Tratamentos têm custos e custos são uma fonte de pressão. Embora o preço de uma internação em UTI não diga diretamente respeito ao médico, é impossível ignorar os valores envolvidos. Um único antibiótico de uso comum em UTI como a vancomicina custa US$ 400 por paciente por dia. Um paciente considerado caro (séptico, com cavidade abdominal aberta e alimentação enteral, por exemplo) consome cerca de US$4 mil por dia. Mandar desligar os aparelhos para não ter de arcar com a conta é ilegal e está em completo desacordo com nossos padrões morais. O plano de saúde ainda parece a melhor alternativa.
Qualidade total
Ás vezes, o melhor vendedor é aquele que já esteve do outro lado, fazendo o que o comprador faz hoje. Isso permite não só conhecer o seu universo e falar a sua linguagem, mas algo bem mais profundo – a empatia, o rapport, a projeção, a compreensão completa do que o cliente está pensando e sentindo. A coisa deixa de ser puramente teórica. O vendedor não apenas compreende as necessidades e preocupações do prospect, como envolve-se pessoalmente e faz dessas preocupações também suas.

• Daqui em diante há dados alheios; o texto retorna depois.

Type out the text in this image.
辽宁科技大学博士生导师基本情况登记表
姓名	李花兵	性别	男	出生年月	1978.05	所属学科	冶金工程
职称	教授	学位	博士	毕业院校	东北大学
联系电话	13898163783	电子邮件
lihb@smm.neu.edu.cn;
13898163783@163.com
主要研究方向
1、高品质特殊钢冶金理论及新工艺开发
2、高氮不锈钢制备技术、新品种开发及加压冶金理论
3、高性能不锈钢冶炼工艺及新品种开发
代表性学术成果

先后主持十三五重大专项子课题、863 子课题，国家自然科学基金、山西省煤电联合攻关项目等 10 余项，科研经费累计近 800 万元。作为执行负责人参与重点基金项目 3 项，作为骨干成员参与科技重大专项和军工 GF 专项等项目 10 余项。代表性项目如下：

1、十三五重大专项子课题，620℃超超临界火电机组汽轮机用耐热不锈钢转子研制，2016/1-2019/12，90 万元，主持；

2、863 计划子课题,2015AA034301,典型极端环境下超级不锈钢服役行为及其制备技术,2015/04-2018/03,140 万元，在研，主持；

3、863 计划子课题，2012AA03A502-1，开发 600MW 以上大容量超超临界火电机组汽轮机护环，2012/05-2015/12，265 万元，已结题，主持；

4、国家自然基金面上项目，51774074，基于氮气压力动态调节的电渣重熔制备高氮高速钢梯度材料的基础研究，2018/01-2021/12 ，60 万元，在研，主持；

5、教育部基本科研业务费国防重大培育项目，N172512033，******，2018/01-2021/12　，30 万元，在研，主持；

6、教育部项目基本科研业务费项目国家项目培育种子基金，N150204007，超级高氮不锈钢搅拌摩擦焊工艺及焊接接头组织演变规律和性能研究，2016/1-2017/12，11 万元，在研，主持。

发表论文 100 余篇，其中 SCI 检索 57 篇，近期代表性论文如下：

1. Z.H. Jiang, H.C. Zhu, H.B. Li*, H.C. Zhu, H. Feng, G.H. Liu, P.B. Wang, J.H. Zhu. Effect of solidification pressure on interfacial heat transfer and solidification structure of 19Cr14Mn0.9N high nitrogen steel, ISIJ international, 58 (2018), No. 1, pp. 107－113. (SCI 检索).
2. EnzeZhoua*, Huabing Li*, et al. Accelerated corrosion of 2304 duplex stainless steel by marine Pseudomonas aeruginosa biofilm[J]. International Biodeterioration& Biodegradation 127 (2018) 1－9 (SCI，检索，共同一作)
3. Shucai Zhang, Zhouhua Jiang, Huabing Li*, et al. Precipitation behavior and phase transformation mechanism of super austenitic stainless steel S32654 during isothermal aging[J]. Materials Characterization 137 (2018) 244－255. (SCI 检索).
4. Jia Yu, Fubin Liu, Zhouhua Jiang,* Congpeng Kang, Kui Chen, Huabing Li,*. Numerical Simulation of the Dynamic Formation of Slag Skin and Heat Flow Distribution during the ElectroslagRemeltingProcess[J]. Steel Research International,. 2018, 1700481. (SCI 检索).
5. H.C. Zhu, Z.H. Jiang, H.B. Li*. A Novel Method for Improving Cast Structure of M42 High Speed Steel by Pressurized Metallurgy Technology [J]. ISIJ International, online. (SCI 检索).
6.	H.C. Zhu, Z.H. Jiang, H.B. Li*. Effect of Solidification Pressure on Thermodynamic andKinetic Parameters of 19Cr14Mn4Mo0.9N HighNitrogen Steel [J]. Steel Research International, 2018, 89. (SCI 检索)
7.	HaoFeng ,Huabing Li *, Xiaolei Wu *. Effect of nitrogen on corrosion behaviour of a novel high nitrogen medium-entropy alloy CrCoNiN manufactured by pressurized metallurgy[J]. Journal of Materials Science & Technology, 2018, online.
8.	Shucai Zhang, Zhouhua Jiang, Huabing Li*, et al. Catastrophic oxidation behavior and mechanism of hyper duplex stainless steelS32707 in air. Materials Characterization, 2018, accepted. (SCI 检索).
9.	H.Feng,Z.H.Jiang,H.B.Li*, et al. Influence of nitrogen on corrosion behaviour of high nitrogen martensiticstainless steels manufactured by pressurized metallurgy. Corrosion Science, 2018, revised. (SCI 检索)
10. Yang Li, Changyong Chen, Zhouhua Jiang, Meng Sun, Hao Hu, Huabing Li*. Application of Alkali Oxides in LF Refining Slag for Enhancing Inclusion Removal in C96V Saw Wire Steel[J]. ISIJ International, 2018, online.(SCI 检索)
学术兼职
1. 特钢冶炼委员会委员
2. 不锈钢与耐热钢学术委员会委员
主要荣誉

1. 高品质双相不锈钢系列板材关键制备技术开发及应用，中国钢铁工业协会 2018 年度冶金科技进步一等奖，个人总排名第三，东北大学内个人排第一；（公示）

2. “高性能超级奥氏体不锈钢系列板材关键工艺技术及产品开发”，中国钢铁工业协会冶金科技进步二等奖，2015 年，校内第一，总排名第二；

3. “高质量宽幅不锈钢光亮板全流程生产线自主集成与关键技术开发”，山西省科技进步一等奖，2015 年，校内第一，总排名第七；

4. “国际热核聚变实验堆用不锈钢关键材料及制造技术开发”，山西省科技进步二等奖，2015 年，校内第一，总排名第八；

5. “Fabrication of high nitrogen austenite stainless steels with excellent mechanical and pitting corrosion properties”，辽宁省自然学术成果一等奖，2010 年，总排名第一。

Nos últimos anos, na esteira dos programas de qualidade total, tem havido um esforço de humanização das UTIs. João Augusto Máftar, um dos pioneiros da medicina intensiva no Brasil, me diz que o médico só adquire a verdadeira dimensão das coisas quando conhece o “outro lado”. Ele conta como, após uma cirurgia cardíaca, tentou livrar-se com a língua do tubo orotraqueal que assistia sua respiração. O tubo apenas saiu do lugar e ele quase morreu asfixiado. Máttar obviamente não recomenda que os médicos passem uma temporada como pacientes, mas considera vital tentar colocar-se no lugar do doente, aprender a tratar o individuo e não a doença.
Olhe lá como fala, que o cliente pode estar escutando
A busca da humanização também se dá em aspectos mais triviais. Na área de Cobrança de uma empresa, é muito comum que os clientes inadimplentes tenham um apelido interno – desde MP””””””””s (Maus Pagadores) até coisas bem piores, como picaretas e coisas do estilo. É claro que na hora de conversar com o inadimplente, um monte de preconceitos já foram plantados na cabeça do cobrador -e, por conseqüência, péssimos resultados são obtidos. Depois, vem a racionalização: Esse aí não vai pagar nunca – o pessoal é desonesto mesmo.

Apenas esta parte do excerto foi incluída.